‘Farthest North, by Fridtjof Nansen

“In the flaming aurora borealis, the spirit of space hovers over the frozen waters. The soul bows down before the majesty of night and death.”

The great ordeal is over. I have finished reading Fridtjof Nansen’s Farthest North (okay, I skipped the final chapter, where Captain Otto Sverdrup finishes the ship Fram’s voyage, after Nansen and his companion have left on their own trek, kind of equivalent to an untethered space walk. Enough is enough). Although the book was interesting and vivid, the sheer length of the thing – along with the pain and discomfort involved in much of the adventure – made it feel as I’d been on the expedition myself. And I’m no outdoorsman.

I’ve been aboard Nansen’s ship Fram. They keep it in a museum in Oslo, near the Viking Ship Museum. So sturdy is the old tub that they permit tourists to clamber aboard and poke around in the cabins (I call it a “tub” advisedly, for reasons I’ll explain). I was looking around yesterday for a picture of me on board, to post here, but I don’t seem to have had one taken. I’d just seen the Viking ships for the first time, and that was about all I could think about.

Nansen was a young, innovative scientist and explorer, a 19th Century rationalist. He was the arctic explorer who figured out that large, ship-borne expeditions weren’t the way to approach the North Pole. Dog teams and sleds, those were his idea (or so I understand). But his initial theory was that a current carries polar ice westward from north of Siberia, and that that current would carry a ship to the North Pole, if the ship was built properly. Fram was not built for its sailing qualities (which were poor) but for its smooth, round hull shape. He calculated that a properly constructed ship (if heavily braced within) would not be crushed by the pack ice but lifted by it. This idea proved correct. The Fram was essentially a manned buoy. It worked so well that it also served several later expeditions, including Roald Amundsen’s. Nansen’s account of the year he spent in the ice on the ship makes it sound positively “koselig” (as the Norwegians say). They seldom needed to use the stoves, and the men fretted about gaining weight.

The part of the theory that involved drifting to the Pole worked out less well. They got up to 85⁰ north latitude, but then realized they wouldn’t get any further that way. So Nansen, along with his companion Hjalmar Johansen, set off with dog sleds and skis. What followed was harrowing. The ice and snow of the ice cap proved to be extremely rugged and difficult to cross, and in time, somewhere above 86⁰ N., they gave it up. They had at least traveled further north than any human beings ever had, and that record stood a while.
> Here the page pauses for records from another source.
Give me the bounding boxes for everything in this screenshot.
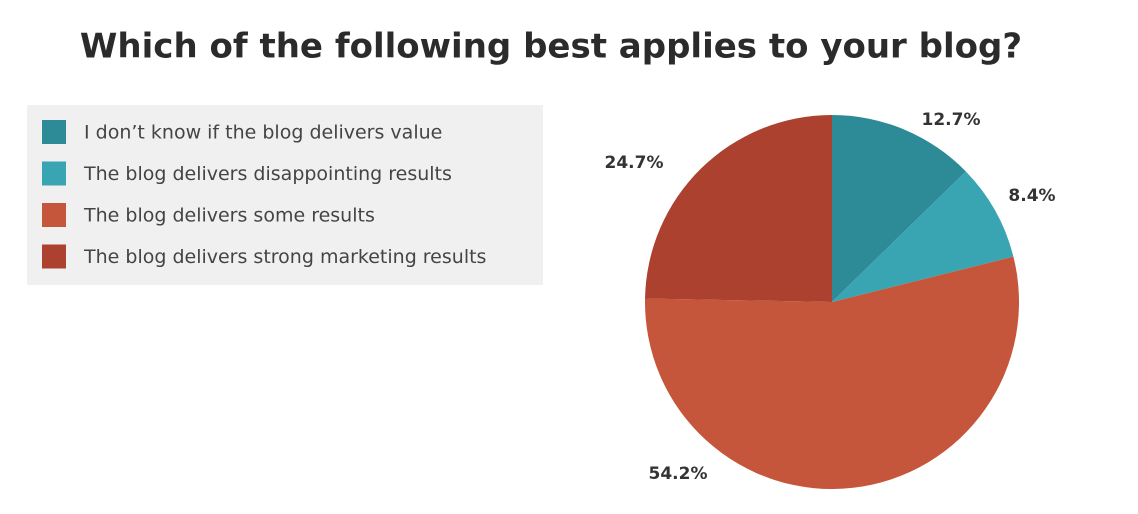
legend-label: I don’t know if the blog delivers value xyxy=(84,122,442,144)
pie-slice xyxy=(645,115,832,302)
value-label: 24.7% xyxy=(605,153,664,173)
value-label: 54.2% xyxy=(649,464,708,484)
pie-slice xyxy=(832,115,966,302)
legend-label: The blog delivers some results xyxy=(83,205,375,227)
pie-slice xyxy=(832,171,1014,302)
legend-swatch xyxy=(42,203,66,227)
legend-box xyxy=(27,105,543,285)
legend-label: The blog delivers disappointing results xyxy=(83,163,452,185)
value-label: 12.7% xyxy=(922,110,981,130)
value-label: 8.4% xyxy=(1008,186,1055,206)
legend-swatch xyxy=(42,120,66,144)
chart-title: Which of the following best applies to y… xyxy=(80,27,1022,67)
legend-swatch xyxy=(42,161,66,186)
legend-label: The blog delivers strong marketing resul… xyxy=(83,246,486,268)
pie-slice xyxy=(645,256,1019,489)
legend-swatch xyxy=(42,244,66,269)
Their retreat was even worse than the push north. As their supplies dwindled, they began (as planned) to kill their dogs one by one to feed to the other dogs. They often came to open water hard to cross, and faced attack from walruses and polar bears (though they got their own back, eating both whenever they could kill them). Finally the dogs and the ice pack both gave out and they took to their kayaks. They spent a miserable winter in a stone-built hut, huddled in a double sleeping bag, trying to hibernate. And at last, in the third year, they encountered an English expedition in Frans Josef Land and got passage home, national heroes.

The sheer endurance of these explorers is almost incomprehensible to a couch potato like me. Good planning prevented their suffering much from malnutrition, but they nearly worked themselves to death, shivered through storms, got dunked in subzero sea water, went months without seeing the sun, and were never entirely sure where they were. (Oddly, they gained weight, even on the final retreat, probably because of their idle winter in the hut.) The achievement is nearly unbelievable.

Readers of tender heart should be warned – many animals were harmed in the making of this story. Generally animals are killed for food (though not always), but Nansen tends to describe them in anthropomorphic terms, which makes one pity them. He seems to feel badly about it himself.

If you’re interested in arctic adventure, Farthest North is a compelling story. For this reader it was too long, but that’s just me. It’s a mark of the book’s inherent interest and good writing (decent translation, too) that I read it through pretty much to the end.

One odd point – Nansen keeps talking about “snow-shoes.” Eventually one figures out he means skis. The translator didn’t use that word because skis weren’t familiar to English speakers at that point in history.